The effects on rodent anxiety of kindling in the medial or basolateral amygdaloid nuclei in each hemisphere were examined. Anxiety was measured using the hole board and elevated plus maze tests. The animals were kindled in medial or basolateral amygdalas, of either the left or right hemisphere. Controls had electrodes implanted in comparable areas, but were not kindled. Analysis of electrode location showed that some animals were kindled in amygdaloid nuclei other than medial or basolateral amygdala. These animals were labelled outliers. Kindling of the medial/basolateral amygdala in the left hemisphere decreased anxiety for at least 1 week after the last kindled seizure. Right hemisphere medial/basolateral kindling tended to increase anxiety. Outlier-kindled rats were less anxious than their controls regardless of hemisphere 1 week after their last kindled seizure. Clear anxiogenic effects were not likely seen in the right hemisphere in this study because of the electrode locations. The degree of anxiety following kindling was correlated with electrode location in the anterior-posterior plane. More anterior foci in the amygdala were associated with more anxiety. More posterior amygdala foci were associated with less anxiety. These findings point to the importance of kindled focus in the amygdala for behavioral effect. Future research should carefully control the location of kindled foci when investigating effects of amygdala kindling on anxiety and other behaviors.

Amygdala kindling, anxiety, and corticotrophin releasing factor (CRF)

Wistar rats were kindled electrically in the anterior or posterior medial amygdala of the right hemisphere. One week after the fourth stage 5 seizure, anxiety was assessed in the elevated plus maze test.

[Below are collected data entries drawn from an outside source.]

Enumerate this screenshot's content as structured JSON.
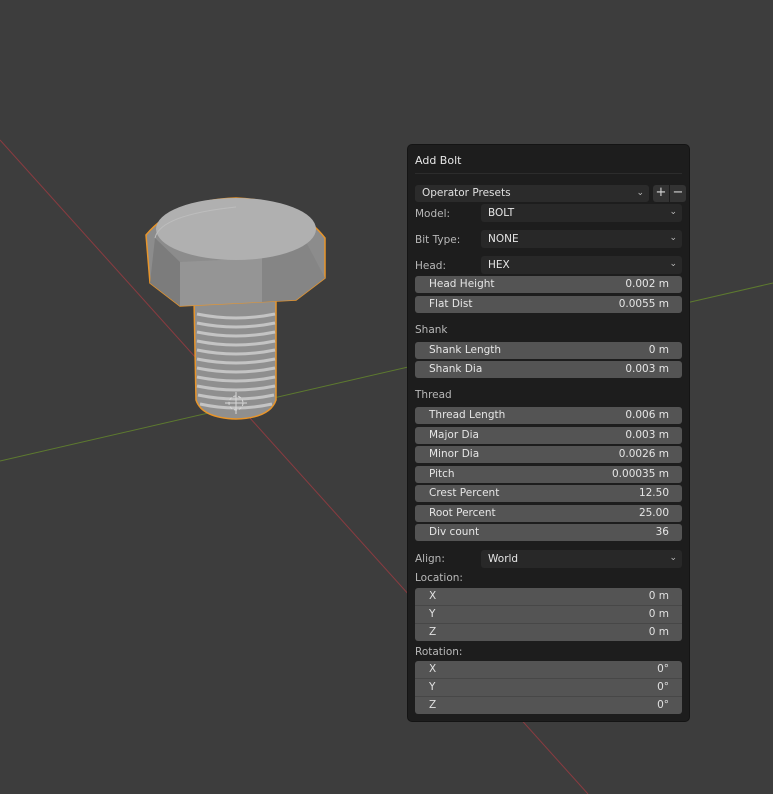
{
  "operator_panel": {
    "title": "Add Bolt",
    "presets": {
      "label": "Operator Presets",
      "add": "+",
      "remove": "−"
    },
    "model": {
      "label": "Model:",
      "value": "BOLT"
    },
    "bit_type": {
      "label": "Bit Type:",
      "value": "NONE"
    },
    "head": {
      "label": "Head:",
      "value": "HEX",
      "fields": [
        {
          "name": "Head Height",
          "value": "0.002 m"
        },
        {
          "name": "Flat Dist",
          "value": "0.0055 m"
        }
      ]
    },
    "shank": {
      "heading": "Shank",
      "fields": [
        {
          "name": "Shank Length",
          "value": "0 m"
        },
        {
          "name": "Shank Dia",
          "value": "0.003 m"
        }
      ]
    },
    "thread": {
      "heading": "Thread",
      "fields": [
        {
          "name": "Thread Length",
          "value": "0.006 m"
        },
        {
          "name": "Major Dia",
          "value": "0.003 m"
        },
        {
          "name": "Minor Dia",
          "value": "0.0026 m"
        },
        {
          "name": "Pitch",
          "value": "0.00035 m"
        },
        {
          "name": "Crest Percent",
          "value": "12.50"
        },
        {
          "name": "Root Percent",
          "value": "25.00"
        },
        {
          "name": "Div count",
          "value": "36"
        }
      ]
    },
    "align": {
      "label": "Align:",
      "value": "World"
    },
    "location": {
      "heading": "Location:",
      "rows": [
        {
          "axis": "X",
          "value": "0 m"
        },
        {
          "axis": "Y",
          "value": "0 m"
        },
        {
          "axis": "Z",
          "value": "0 m"
        }
      ]
    },
    "rotation": {
      "heading": "Rotation:",
      "rows": [
        {
          "axis": "X",
          "value": "0°"
        },
        {
          "axis": "Y",
          "value": "0°"
        },
        {
          "axis": "Z",
          "value": "0°"
        }
      ]
    }
  },
  "colors": {
    "viewport_bg": "#3d3d3d",
    "x_axis_line": "#8a3b40",
    "y_axis_line": "#5d7a2f",
    "selection_outline": "#e8952b",
    "panel_bg": "#1d1d1d",
    "field_bg": "#545454"
  }
}
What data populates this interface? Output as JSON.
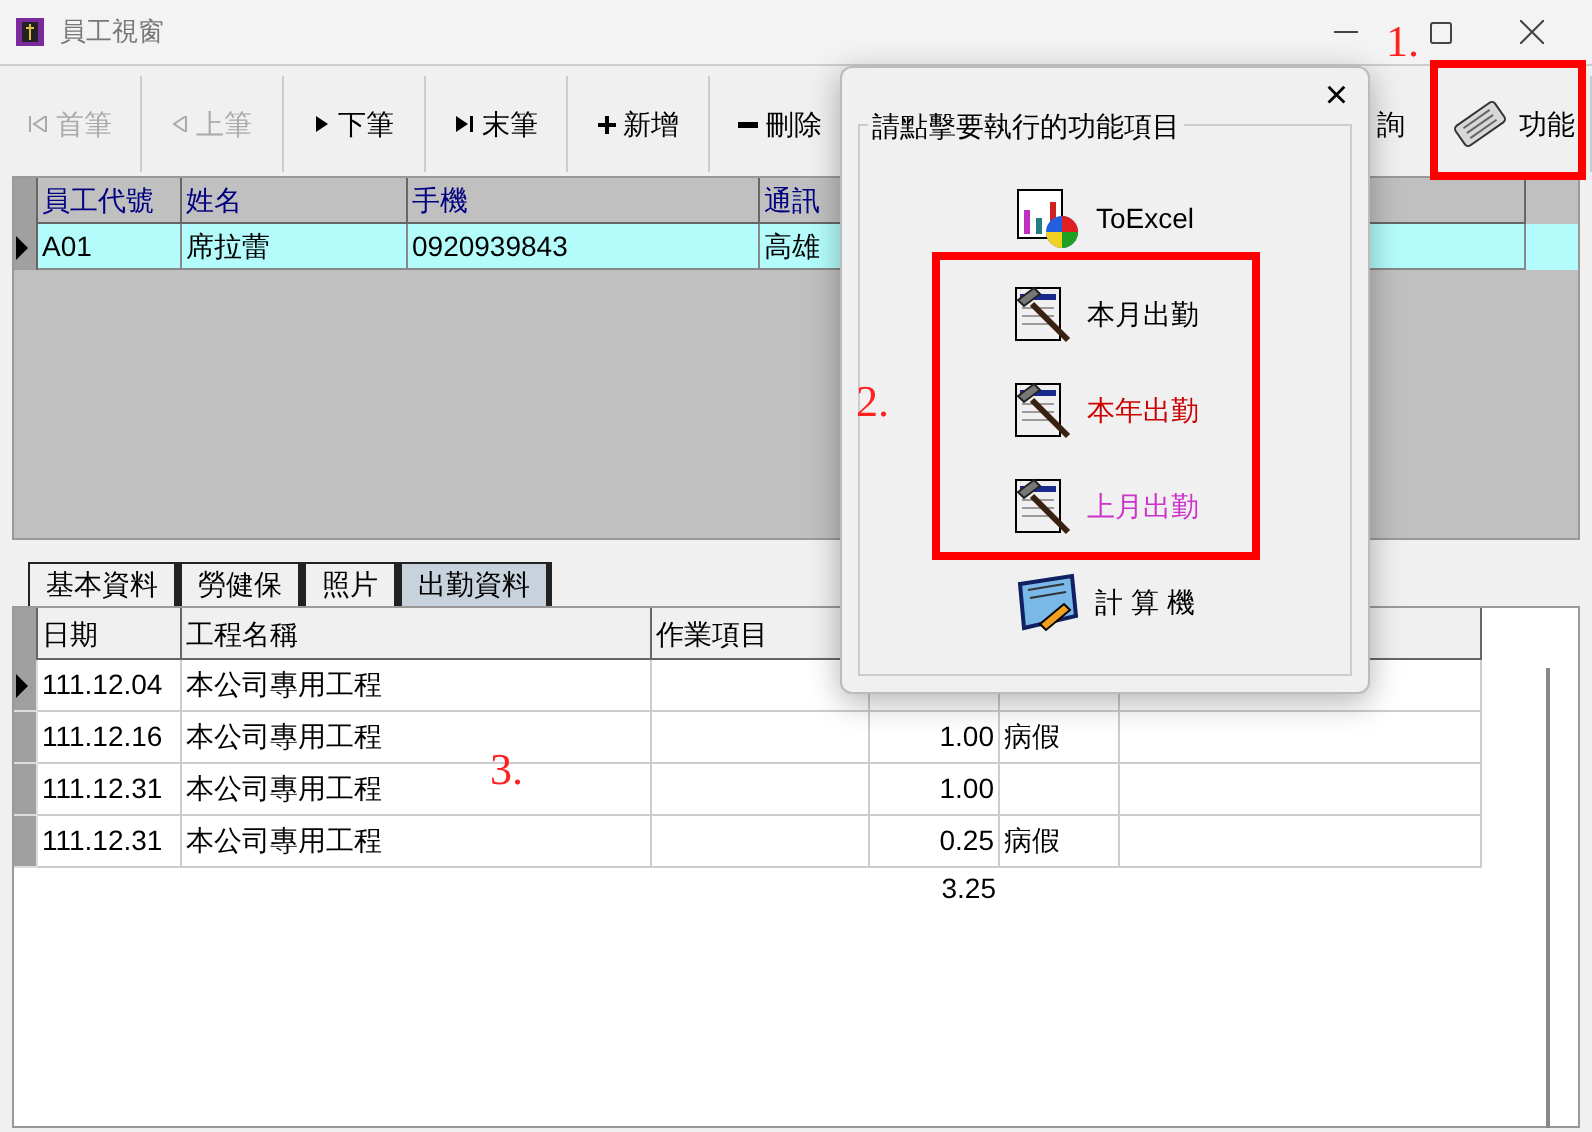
{
  "window": {
    "title": "員工視窗"
  },
  "toolbar": [
    {
      "label": "首筆",
      "kind": "first",
      "disabled": true
    },
    {
      "label": "上筆",
      "kind": "prev",
      "disabled": true
    },
    {
      "label": "下筆",
      "kind": "next",
      "disabled": false
    },
    {
      "label": "末筆",
      "kind": "last",
      "disabled": false
    },
    {
      "label": "新增",
      "kind": "add",
      "disabled": false
    },
    {
      "label": "刪除",
      "kind": "delete",
      "disabled": false
    },
    {
      "label": "詢",
      "kind": "query",
      "disabled": false
    },
    {
      "label": "功能",
      "kind": "function",
      "disabled": false
    }
  ],
  "employee_table": {
    "columns": [
      "員工代號",
      "姓名",
      "手機",
      "通訊"
    ],
    "rows": [
      {
        "selected": true,
        "cells": [
          "A01",
          "席拉蕾",
          "0920939843",
          "高雄"
        ]
      }
    ]
  },
  "tabs": [
    {
      "label": "基本資料",
      "selected": false
    },
    {
      "label": "勞健保",
      "selected": false
    },
    {
      "label": "照片",
      "selected": false
    },
    {
      "label": "出勤資料",
      "selected": true
    }
  ],
  "attendance_table": {
    "columns": [
      "日期",
      "工程名稱",
      "作業項目"
    ],
    "rows": [
      {
        "selected": true,
        "cells": [
          "111.12.04",
          "本公司專用工程"
        ]
      },
      {
        "selected": false,
        "cells": [
          "111.12.16",
          "本公司專用工程",
          "",
          "1.00",
          "病假"
        ]
      },
      {
        "selected": false,
        "cells": [
          "111.12.31",
          "本公司專用工程",
          "",
          "1.00",
          ""
        ]
      },
      {
        "selected": false,
        "cells": [
          "111.12.31",
          "本公司專用工程",
          "",
          "0.25",
          "病假"
        ]
      }
    ],
    "total": "3.25"
  },
  "dialog": {
    "close": "×",
    "title": "請點擊要執行的功能項目",
    "items": [
      {
        "label": "ToExcel",
        "kind": "excel",
        "color": "#000000"
      },
      {
        "label": "本月出勤",
        "kind": "hammer",
        "color": "#000000"
      },
      {
        "label": "本年出勤",
        "kind": "hammer",
        "color": "#cc0000"
      },
      {
        "label": "上月出勤",
        "kind": "hammer",
        "color": "#cc33cc"
      },
      {
        "label": "計 算 機",
        "kind": "calculator",
        "color": "#000000"
      }
    ]
  },
  "annotations": [
    "1.",
    "2.",
    "3."
  ]
}
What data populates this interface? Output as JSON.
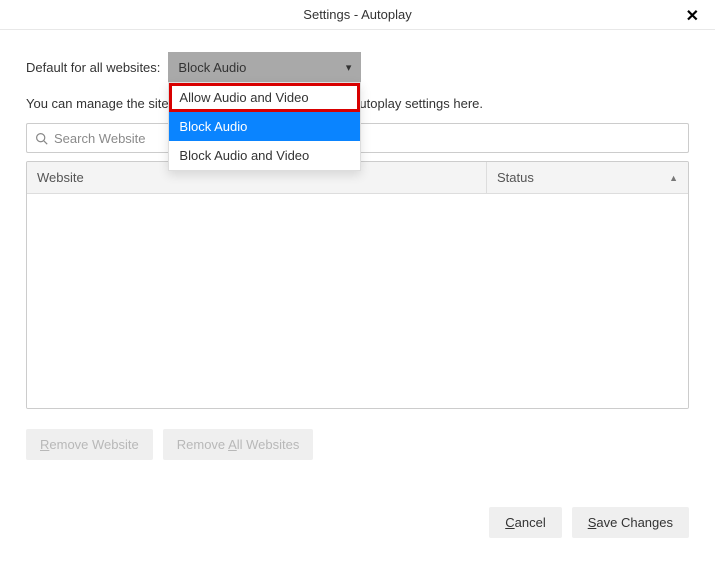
{
  "titlebar": {
    "title": "Settings - Autoplay"
  },
  "form": {
    "default_label": "Default for all websites:",
    "selected_value": "Block Audio",
    "options": {
      "opt0": "Allow Audio and Video",
      "opt1": "Block Audio",
      "opt2": "Block Audio and Video"
    },
    "description": "You can manage the sites that do not follow your default autoplay settings here."
  },
  "search": {
    "placeholder": "Search Website"
  },
  "table": {
    "col_website": "Website",
    "col_status": "Status"
  },
  "buttons": {
    "remove_website_pre": "R",
    "remove_website_rest": "emove Website",
    "remove_all_pre": "Remove ",
    "remove_all_u": "A",
    "remove_all_rest": "ll Websites",
    "cancel_u": "C",
    "cancel_rest": "ancel",
    "save_u": "S",
    "save_rest": "ave Changes"
  }
}
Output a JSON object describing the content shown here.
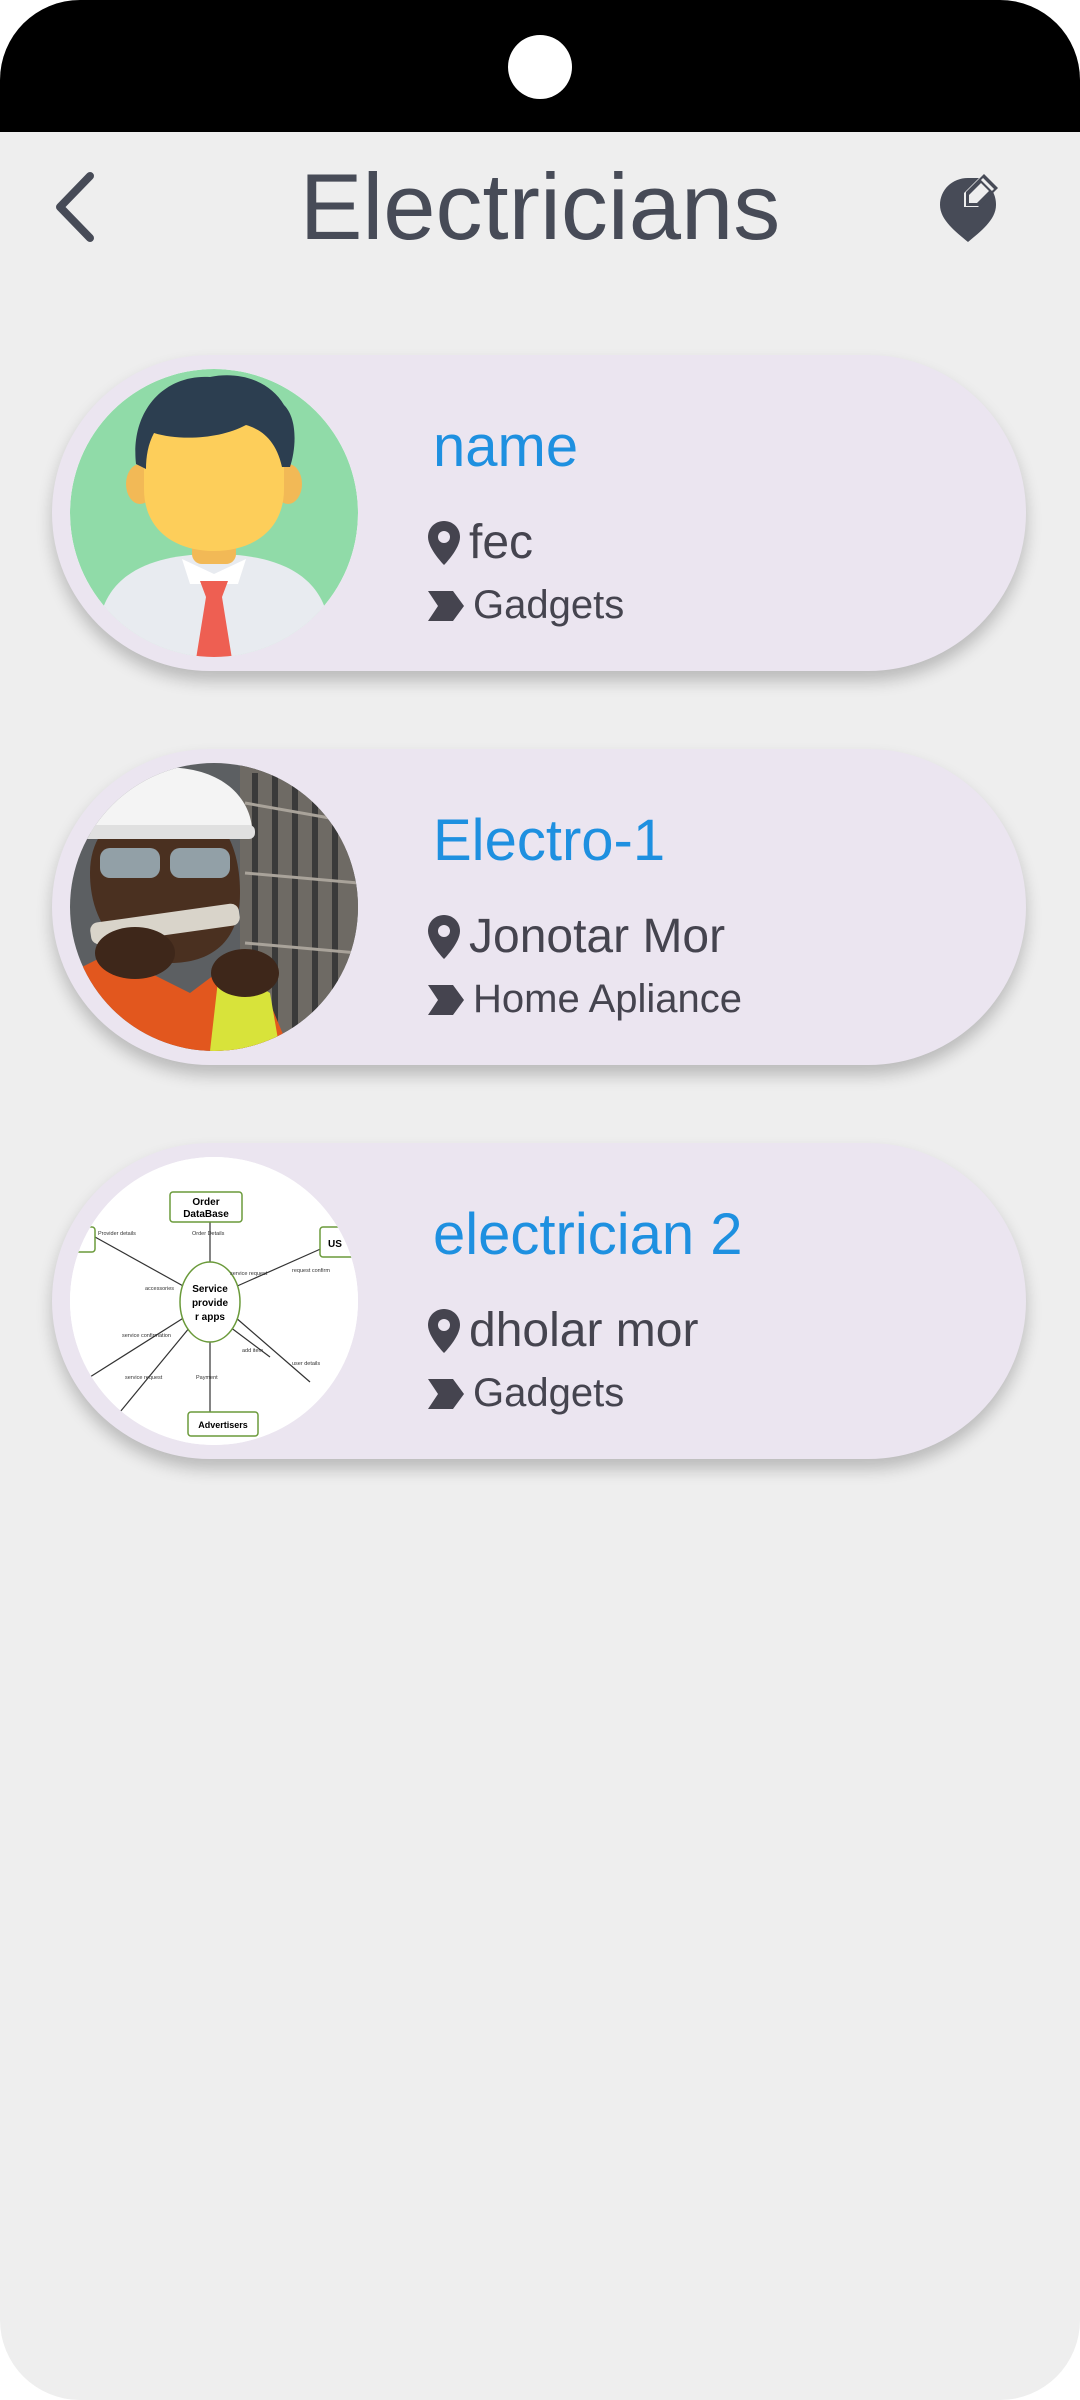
{
  "header": {
    "title": "Electricians",
    "back_icon": "chevron-left-icon",
    "action_icon": "edit-location-icon"
  },
  "colors": {
    "accent": "#1e90e0",
    "card": "#ebe5f0",
    "text": "#45444f",
    "background": "#eeeeee"
  },
  "electricians": [
    {
      "name": "name",
      "location": "fec",
      "category": "Gadgets",
      "avatar": "cartoon-man-avatar"
    },
    {
      "name": "Electro-1",
      "location": "Jonotar Mor",
      "category": "Home Apliance",
      "avatar": "electrician-photo"
    },
    {
      "name": "electrician 2",
      "location": "dholar mor",
      "category": "Gadgets",
      "avatar": "dataflow-diagram-image"
    }
  ],
  "diagram_text": {
    "order_db": [
      "Order",
      "DataBase"
    ],
    "center": [
      "Service",
      "provide",
      "r apps"
    ],
    "advertisers": "Advertisers",
    "us": "US",
    "labels": [
      "Provider details",
      "Order Details",
      "service request",
      "request confirm",
      "accessories",
      "service confirmation",
      "add item",
      "user details",
      "service request",
      "Payment"
    ]
  }
}
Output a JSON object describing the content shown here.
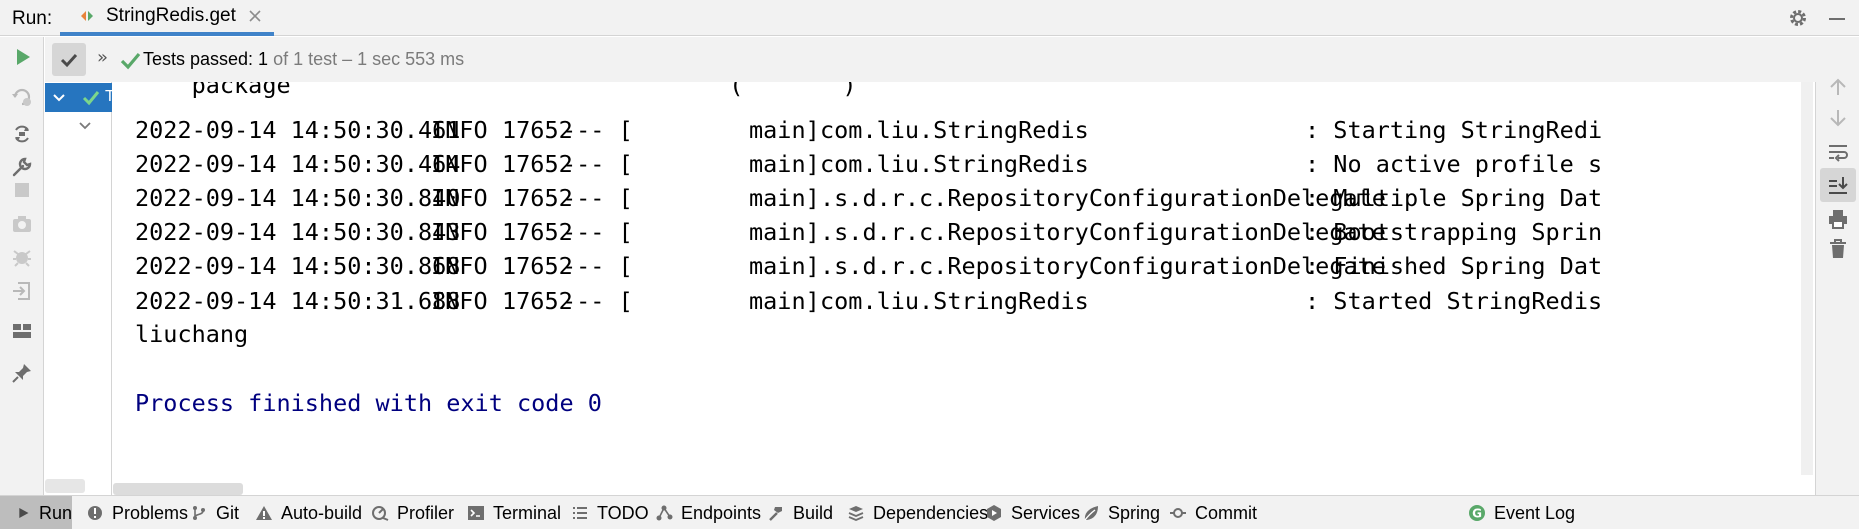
{
  "header": {
    "run_label": "Run:",
    "tab_title": "StringRedis.get",
    "icons": [
      "gear-icon",
      "minimize-icon"
    ]
  },
  "test_bar": {
    "status_strong": "Tests passed: 1",
    "status_rest": " of 1 test – 1 sec 553 ms"
  },
  "tree": {
    "selected_label": "T"
  },
  "console": {
    "clipped_top_line": "    package                               (       )",
    "log_lines": [
      {
        "timestamp": "2022-09-14 14:50:30.461",
        "level": "INFO",
        "pid": "17652",
        "sep": "--- [",
        "thread": "main]",
        "logger": "com.liu.StringRedis",
        "message": ": Starting StringRedi"
      },
      {
        "timestamp": "2022-09-14 14:50:30.464",
        "level": "INFO",
        "pid": "17652",
        "sep": "--- [",
        "thread": "main]",
        "logger": "com.liu.StringRedis",
        "message": ": No active profile s"
      },
      {
        "timestamp": "2022-09-14 14:50:30.840",
        "level": "INFO",
        "pid": "17652",
        "sep": "--- [",
        "thread": "main]",
        "logger": ".s.d.r.c.RepositoryConfigurationDelegate",
        "message": ": Multiple Spring Dat"
      },
      {
        "timestamp": "2022-09-14 14:50:30.843",
        "level": "INFO",
        "pid": "17652",
        "sep": "--- [",
        "thread": "main]",
        "logger": ".s.d.r.c.RepositoryConfigurationDelegate",
        "message": ": Bootstrapping Sprin"
      },
      {
        "timestamp": "2022-09-14 14:50:30.868",
        "level": "INFO",
        "pid": "17652",
        "sep": "--- [",
        "thread": "main]",
        "logger": ".s.d.r.c.RepositoryConfigurationDelegate",
        "message": ": Finished Spring Dat"
      },
      {
        "timestamp": "2022-09-14 14:50:31.688",
        "level": "INFO",
        "pid": "17652",
        "sep": "--- [",
        "thread": "main]",
        "logger": "com.liu.StringRedis",
        "message": ": Started StringRedis"
      }
    ],
    "output_value": "liuchang",
    "exit_message": "Process finished with exit code 0"
  },
  "bottom_bar": {
    "items": [
      {
        "label": "Run",
        "icon": "run-icon"
      },
      {
        "label": "Problems",
        "icon": "problems-icon"
      },
      {
        "label": "Git",
        "icon": "git-icon"
      },
      {
        "label": "Auto-build",
        "icon": "warning-icon"
      },
      {
        "label": "Profiler",
        "icon": "profiler-icon"
      },
      {
        "label": "Terminal",
        "icon": "terminal-icon"
      },
      {
        "label": "TODO",
        "icon": "todo-icon"
      },
      {
        "label": "Endpoints",
        "icon": "endpoints-icon"
      },
      {
        "label": "Build",
        "icon": "hammer-icon"
      },
      {
        "label": "Dependencies",
        "icon": "dependencies-icon"
      },
      {
        "label": "Services",
        "icon": "services-icon"
      },
      {
        "label": "Spring",
        "icon": "spring-icon"
      },
      {
        "label": "Commit",
        "icon": "commit-icon"
      },
      {
        "label": "Event Log",
        "icon": "event-log-icon"
      }
    ]
  },
  "colors": {
    "accent_blue": "#2675bf",
    "success_green": "#59a869",
    "exit_text": "#00007f"
  }
}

Anxiety levels of rats kindled in posterior medial amygdala were reduced relative to implanted controls, but not relative to unoperated controls. Kindling of the anterior medial amygdala increased anxiety relative to implanted and unoperated controls. The different effects of kindling on behavior were unrelated to any parameter of kindling. The stress of an ICV injection of saline increased anxiety in unkindled controls but reduced anxiety in anterior medial amygdala-kindled rats. Injection stress effects on behavior were blocked by 50 micrograms of alpha-helical CRF (the CRF receptor blocker). These findings suggest that CRF released by the stress of the injection procedure mediates the behavioral effects in both kindled and control rats. In contrast, injection of CRF (2 micrograms, ICV) has no greater effect than ICV saline in anterior medial amygdala kindled rats, whereas it was anxiogenic in unkindled rats. ICV vehicle and CRF reduce kindling-induced anxiety equally. These findings suggest that CRF released during the injection procedure saturates available CRF receptors. Finally, kindling did not alter basal plasma corticosterone levels. These and other findings suggest that the anxiety-modulating actions of CRF are at central CRF receptors.